Actualizado 06/10/2014 18:13:20 CET

MADRID, 30 Jun. (EUROPA PRESS) -

Los niños alérgicos que vayan a acudir a campamentos de verano deben tener una persona responsable de su cuidado médico que, entre otros asuntos, custodie la medicación, inhaladores o adrenalina autoinyectable y que, además, sepa administrarla en el caso de que sea necesario y urgente.

Así lo ha recomendado la Sociedad Española de Inmunología Clínica, Alergología y Asma Pediátrica (SEICAP), con el objetivo de que evitar que se produzcan más casos como el ocurrido el pasado mes de mayo en una granja escuela de Móstoles (Madrid), donde un niño de 6 años falleció tras sufrir un shock anafiláctico o choque alérgico.

"Es indispensable que existan protocolos sobre cómo actuar en aquellos centros o lugares en los que estén presentes niños, entre los cuales puede haber diversas patologías como, por ejemplo, las alérgicas", ha aseverado la presidenta de SEICAP, Ana María Plaza.

Y es que, según datos de la organización, uno de cada 5 niños tiene alergia, uno de cada 10 es asmático y entre el 3 y el 8 por ciento tienen alergia a alimentos. Sin embargo, y a pesar de esta incidencia, la experta ha advertido de que en España no existen protocolos de actuación nacionales sobre el tratamiento de las reacciones alérgicas graves para profesionales no médicos que están en contacto con niños.

De hecho, sólo en Galicia y, en el próximo curso también en Baleares, funciona el programa 'Alerta Escolar', el cual consiste en identificar a los niños de riesgo en un colegio y formar a los profesores en las principales técnicas para actuar ante estas situaciones.

LOS CUIDADORES DEBEN TENER UNA COPIA DEL INFORME DEL DIAGNÓSTICO

Por este motivo, SEICAP ha elaborado un documento en el que destaca la necesidad de que en los campamentos de verano se asigne una persona responsable de la atención de niños con alergia o asma, quien debe poseer una copia del informe del diagnóstico y del tratamiento que haya elaborado el especialista pediátrico y reciba formación de un profesional sanitario.

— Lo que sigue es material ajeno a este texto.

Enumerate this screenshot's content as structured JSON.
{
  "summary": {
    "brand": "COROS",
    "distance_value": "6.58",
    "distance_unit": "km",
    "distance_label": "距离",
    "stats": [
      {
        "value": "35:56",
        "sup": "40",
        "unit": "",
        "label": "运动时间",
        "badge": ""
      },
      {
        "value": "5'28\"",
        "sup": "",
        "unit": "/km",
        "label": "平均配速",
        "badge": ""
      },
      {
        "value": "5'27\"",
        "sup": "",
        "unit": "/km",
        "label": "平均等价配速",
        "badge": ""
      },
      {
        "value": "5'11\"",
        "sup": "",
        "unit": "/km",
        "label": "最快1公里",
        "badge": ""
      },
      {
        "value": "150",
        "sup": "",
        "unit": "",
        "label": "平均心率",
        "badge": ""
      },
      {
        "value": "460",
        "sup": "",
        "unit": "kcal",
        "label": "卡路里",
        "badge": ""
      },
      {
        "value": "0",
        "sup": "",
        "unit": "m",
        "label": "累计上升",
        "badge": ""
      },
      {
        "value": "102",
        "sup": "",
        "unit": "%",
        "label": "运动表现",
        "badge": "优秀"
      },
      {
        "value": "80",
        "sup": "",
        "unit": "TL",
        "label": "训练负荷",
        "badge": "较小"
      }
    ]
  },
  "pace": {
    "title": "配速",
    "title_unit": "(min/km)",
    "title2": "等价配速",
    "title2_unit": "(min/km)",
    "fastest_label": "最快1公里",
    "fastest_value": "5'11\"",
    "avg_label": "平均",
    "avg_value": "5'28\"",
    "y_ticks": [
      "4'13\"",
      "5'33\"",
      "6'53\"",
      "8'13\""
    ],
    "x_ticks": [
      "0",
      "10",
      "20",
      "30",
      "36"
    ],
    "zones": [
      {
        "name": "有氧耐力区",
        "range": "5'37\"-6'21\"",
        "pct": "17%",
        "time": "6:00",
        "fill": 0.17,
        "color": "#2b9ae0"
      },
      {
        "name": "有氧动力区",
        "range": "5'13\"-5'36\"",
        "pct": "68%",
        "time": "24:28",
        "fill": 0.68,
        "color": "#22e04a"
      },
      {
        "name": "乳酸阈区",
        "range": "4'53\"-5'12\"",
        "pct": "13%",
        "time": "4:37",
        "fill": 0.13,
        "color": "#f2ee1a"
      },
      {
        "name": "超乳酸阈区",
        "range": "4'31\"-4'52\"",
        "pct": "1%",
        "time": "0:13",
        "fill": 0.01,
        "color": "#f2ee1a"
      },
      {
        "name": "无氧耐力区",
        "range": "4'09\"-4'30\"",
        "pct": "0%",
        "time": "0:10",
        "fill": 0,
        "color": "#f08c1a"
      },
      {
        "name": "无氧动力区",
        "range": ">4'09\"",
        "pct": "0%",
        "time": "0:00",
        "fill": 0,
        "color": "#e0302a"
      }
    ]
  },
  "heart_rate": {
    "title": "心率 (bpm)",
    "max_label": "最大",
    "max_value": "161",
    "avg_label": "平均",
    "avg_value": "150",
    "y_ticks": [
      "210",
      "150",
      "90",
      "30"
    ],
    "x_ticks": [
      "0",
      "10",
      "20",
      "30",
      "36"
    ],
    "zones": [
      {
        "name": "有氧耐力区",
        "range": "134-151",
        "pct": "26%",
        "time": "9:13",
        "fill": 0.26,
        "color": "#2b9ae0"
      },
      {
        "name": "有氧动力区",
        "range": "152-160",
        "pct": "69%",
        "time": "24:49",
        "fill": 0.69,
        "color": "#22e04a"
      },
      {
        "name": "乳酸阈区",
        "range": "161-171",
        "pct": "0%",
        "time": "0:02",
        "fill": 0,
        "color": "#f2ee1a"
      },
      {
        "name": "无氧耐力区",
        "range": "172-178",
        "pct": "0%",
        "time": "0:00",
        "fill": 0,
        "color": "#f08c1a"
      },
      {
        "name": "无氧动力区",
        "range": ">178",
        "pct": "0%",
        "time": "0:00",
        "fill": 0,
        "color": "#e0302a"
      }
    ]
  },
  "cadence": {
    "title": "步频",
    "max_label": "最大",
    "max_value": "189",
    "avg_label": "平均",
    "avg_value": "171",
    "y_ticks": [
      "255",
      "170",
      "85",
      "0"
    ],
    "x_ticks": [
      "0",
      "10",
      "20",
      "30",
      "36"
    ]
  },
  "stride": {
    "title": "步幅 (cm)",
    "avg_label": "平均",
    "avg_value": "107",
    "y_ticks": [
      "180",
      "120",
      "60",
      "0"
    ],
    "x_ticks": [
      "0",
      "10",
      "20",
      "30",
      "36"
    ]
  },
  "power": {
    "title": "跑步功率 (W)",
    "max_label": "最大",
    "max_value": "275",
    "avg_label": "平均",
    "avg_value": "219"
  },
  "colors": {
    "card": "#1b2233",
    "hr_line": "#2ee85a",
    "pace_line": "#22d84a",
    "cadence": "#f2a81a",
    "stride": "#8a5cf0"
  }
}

Además, es necesario, a juicio de la organización, que el personas de comedor estén informadas de las alergias alimentarias que puedan haber, y de que los responsables administren precozmente adrenalina ante los síntomas más comunes --picazón, urticaria, enrojecimiento y lagrimeo de los ojos o estornudos repetitivos y moqueo abundante--, con el fin de evitar su progresión a una reacción grave --hinchazón en lengua, párpados, labios u orejas; respiración entrecortada, piel o labios azules; o pulso débil, presión arterial baja, desvancimiento y palidez--.

En caso de reacción alérgica, SEICAP ha subrayado la importancia de no dejar "nunca" al niño solo, llamar a urgencias y comunicar la reacción alérgica, no dudar en administrar la medicación correspondiente aunque el padre o tutor legal no pueda ser contactado, y se traslade al niño a un centro médico después de administrar la medicación.

"El campamento deberá tener inmunidad frente a acusaciones judiciales por las consecuencias de administrar la medicación de urgencia o rescate", ha zanjado la organización.